The future of public option, at least in the Senate, appears grim. The Senate Finance Committee on Tuesday rejected two proposals that would have created a public option.
“I don’t think the public option is dead even though there is a decent chance it won’t be in the Senate bill,” said Senator Russ Feingold (D-Wisconsin), who is skeptical the government insurance alternative would be added when the measure hits the full chamber. Feingold is hopeful public option will be an integral part of health care when the House and Senate versions meet in conference committee. The Wisconsin Democrat told WIBA Thursday that without public option “it (health care reform) is close to not being worth it.”
House Member Steve Kagen (D-Appleton) is optimistic public option will be part of his chamber’s bill. Kagen, an allergist, joined a group of health care providers supporting health care reform. In Wednesday’s Organizing for America conference call, retired orthopedic surgeon Dr. Jan Sarnecki said red tape from insurance companies is driving up the cost of health care. “I don’t see how the legislation…will address the excessive administrative fees without the public option,” said Sarnecki.

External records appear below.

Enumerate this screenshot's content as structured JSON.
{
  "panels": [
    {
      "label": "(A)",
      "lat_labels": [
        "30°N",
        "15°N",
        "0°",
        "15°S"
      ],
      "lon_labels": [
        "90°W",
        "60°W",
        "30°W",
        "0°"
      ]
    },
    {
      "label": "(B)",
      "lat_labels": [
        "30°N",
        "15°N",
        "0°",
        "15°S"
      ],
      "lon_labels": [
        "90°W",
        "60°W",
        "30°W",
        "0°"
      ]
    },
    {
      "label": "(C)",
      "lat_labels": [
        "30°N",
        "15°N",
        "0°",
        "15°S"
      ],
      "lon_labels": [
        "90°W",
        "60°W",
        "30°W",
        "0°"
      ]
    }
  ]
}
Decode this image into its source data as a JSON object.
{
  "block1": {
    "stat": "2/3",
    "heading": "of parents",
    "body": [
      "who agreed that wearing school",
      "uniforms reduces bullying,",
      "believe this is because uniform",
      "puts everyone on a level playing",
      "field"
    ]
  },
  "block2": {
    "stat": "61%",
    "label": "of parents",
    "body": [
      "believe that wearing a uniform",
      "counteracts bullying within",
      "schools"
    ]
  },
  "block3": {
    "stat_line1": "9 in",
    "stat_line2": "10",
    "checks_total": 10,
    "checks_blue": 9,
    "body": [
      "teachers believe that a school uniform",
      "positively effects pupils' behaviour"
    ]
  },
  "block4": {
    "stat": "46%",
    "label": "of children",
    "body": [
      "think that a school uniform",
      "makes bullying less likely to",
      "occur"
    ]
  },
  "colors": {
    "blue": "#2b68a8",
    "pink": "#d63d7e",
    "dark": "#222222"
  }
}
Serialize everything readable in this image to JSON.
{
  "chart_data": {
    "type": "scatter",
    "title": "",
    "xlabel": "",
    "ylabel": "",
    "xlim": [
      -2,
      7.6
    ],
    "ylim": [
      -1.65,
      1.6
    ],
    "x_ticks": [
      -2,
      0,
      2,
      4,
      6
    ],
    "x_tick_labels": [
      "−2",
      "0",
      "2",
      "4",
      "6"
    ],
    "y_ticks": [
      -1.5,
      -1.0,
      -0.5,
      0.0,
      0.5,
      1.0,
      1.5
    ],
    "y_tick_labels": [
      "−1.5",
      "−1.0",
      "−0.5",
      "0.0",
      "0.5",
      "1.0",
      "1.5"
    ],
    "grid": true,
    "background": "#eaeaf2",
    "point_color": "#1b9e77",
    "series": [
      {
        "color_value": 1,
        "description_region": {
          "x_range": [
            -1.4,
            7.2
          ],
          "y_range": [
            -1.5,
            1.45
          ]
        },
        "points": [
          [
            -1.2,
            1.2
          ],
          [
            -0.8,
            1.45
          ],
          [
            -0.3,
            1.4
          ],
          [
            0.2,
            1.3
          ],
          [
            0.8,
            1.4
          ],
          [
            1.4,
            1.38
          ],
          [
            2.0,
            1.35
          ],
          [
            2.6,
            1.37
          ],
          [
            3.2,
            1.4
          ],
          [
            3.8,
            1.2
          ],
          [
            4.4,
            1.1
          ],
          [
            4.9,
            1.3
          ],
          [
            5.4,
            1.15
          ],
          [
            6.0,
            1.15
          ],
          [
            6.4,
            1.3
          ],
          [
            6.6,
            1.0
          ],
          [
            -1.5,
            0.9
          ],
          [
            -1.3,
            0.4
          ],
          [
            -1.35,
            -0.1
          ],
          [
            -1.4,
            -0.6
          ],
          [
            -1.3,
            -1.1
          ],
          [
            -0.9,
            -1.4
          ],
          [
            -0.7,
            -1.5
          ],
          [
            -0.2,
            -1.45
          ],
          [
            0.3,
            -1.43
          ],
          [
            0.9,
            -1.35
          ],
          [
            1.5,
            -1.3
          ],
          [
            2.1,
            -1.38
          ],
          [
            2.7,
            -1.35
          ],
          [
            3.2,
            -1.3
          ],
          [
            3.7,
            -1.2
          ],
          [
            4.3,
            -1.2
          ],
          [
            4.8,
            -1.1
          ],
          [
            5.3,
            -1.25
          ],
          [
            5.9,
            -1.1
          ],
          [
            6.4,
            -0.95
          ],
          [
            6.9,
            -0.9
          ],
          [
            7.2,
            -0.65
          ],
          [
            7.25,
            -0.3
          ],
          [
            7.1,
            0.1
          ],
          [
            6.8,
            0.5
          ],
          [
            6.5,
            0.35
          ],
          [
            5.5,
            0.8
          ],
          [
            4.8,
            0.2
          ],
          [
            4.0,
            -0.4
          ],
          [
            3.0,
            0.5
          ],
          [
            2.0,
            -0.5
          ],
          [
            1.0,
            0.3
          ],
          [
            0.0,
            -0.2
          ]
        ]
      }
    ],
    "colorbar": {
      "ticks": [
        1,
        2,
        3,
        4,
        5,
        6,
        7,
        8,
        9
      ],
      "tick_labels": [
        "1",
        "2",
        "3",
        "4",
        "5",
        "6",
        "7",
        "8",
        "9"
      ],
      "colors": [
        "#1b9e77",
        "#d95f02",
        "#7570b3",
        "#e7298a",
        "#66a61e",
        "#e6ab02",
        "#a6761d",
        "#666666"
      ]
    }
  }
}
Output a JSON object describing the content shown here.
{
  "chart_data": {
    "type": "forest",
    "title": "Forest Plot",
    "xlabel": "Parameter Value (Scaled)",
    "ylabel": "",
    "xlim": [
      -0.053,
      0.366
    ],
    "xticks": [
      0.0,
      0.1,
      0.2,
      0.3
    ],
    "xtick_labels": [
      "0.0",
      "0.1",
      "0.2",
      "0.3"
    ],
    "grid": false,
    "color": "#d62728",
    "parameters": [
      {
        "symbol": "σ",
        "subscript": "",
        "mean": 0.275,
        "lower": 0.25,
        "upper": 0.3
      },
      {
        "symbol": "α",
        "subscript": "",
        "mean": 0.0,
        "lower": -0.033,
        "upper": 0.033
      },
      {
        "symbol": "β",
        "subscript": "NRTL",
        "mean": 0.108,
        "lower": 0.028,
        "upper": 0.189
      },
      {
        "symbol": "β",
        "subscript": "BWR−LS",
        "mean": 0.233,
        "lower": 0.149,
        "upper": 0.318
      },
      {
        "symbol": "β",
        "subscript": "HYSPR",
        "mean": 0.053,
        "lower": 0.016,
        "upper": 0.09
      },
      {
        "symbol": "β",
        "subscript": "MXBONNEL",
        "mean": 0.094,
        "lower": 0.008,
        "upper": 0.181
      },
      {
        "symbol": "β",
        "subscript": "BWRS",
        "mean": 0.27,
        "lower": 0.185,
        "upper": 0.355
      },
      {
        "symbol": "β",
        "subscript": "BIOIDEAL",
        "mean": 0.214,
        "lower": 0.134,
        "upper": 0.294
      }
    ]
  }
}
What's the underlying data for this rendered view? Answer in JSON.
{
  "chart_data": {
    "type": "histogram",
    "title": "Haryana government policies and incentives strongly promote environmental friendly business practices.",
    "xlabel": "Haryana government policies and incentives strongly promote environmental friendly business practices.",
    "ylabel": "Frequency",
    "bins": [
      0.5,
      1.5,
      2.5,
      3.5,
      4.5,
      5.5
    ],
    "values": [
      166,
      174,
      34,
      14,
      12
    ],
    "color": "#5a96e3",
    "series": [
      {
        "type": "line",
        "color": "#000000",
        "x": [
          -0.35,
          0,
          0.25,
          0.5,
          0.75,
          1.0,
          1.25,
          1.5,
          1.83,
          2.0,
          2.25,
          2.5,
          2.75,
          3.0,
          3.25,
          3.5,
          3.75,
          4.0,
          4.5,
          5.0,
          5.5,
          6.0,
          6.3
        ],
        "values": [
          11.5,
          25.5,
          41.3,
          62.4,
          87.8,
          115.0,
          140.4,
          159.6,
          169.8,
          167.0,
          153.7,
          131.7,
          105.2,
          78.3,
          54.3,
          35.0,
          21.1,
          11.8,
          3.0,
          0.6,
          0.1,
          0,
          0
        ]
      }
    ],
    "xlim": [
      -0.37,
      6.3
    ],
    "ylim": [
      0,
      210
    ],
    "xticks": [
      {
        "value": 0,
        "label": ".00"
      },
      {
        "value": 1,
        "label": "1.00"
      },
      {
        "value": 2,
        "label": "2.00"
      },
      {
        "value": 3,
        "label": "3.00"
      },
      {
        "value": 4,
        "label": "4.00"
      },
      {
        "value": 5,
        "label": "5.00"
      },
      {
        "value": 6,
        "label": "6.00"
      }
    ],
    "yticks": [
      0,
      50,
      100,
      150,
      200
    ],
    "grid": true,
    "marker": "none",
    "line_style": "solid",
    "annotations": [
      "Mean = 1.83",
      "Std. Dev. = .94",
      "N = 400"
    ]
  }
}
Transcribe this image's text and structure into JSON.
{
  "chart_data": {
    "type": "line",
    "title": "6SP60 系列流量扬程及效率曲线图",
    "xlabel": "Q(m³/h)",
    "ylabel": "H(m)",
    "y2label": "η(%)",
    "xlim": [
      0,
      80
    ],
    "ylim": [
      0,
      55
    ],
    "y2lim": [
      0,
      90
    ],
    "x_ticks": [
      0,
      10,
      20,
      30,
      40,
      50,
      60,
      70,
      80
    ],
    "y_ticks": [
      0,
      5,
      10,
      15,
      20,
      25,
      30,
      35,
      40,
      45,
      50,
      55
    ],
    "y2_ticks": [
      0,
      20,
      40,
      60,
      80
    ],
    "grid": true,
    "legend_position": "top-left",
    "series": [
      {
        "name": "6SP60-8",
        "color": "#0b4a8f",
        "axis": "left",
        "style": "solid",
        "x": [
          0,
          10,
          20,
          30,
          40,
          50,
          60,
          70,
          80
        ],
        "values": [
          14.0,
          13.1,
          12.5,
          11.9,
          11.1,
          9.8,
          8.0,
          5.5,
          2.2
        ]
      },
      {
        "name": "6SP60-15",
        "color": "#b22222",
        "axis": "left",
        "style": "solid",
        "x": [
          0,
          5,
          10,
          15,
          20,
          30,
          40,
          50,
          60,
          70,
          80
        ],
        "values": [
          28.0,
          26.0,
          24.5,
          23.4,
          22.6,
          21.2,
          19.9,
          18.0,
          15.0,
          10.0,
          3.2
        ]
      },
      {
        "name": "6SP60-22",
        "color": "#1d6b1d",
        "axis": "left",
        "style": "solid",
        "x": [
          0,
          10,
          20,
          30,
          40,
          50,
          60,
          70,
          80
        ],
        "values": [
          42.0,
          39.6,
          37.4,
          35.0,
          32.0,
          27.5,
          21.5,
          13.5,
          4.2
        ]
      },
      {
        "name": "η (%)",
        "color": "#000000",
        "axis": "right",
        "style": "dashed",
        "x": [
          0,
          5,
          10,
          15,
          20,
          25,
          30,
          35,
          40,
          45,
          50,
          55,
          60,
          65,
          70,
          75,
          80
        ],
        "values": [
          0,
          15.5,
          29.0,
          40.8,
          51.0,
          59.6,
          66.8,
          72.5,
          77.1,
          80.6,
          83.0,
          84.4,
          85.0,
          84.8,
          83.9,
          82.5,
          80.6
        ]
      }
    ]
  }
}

But red tape, on behalf of government, is why a Milwaukee based think tank opposes the proposal. MacIver Institute President Brett Healy believes the private sector is better poised to handle health care efficiently not “bureaucrats.”
Healy said private insurers would not be able to fairly compete with rates as the public option would be subsidized and small businesses would likely switch to government insurance because it’s cheaper.
The free market researcher admitted lawmakers can help improve health care such as mandating transparency of medical procedures and prescription drugs, as well as creating a consistent tax structure for Health Savings Accounts.
The debate has also brought assertions of insurers denying coverage, risking the health of customers, in order to maximize profits.
“This is probably a much better area for government to have a role, to make sure the private sector or others, are not gaming the system,” said Healey who believes government could play a stronger consumer protection role.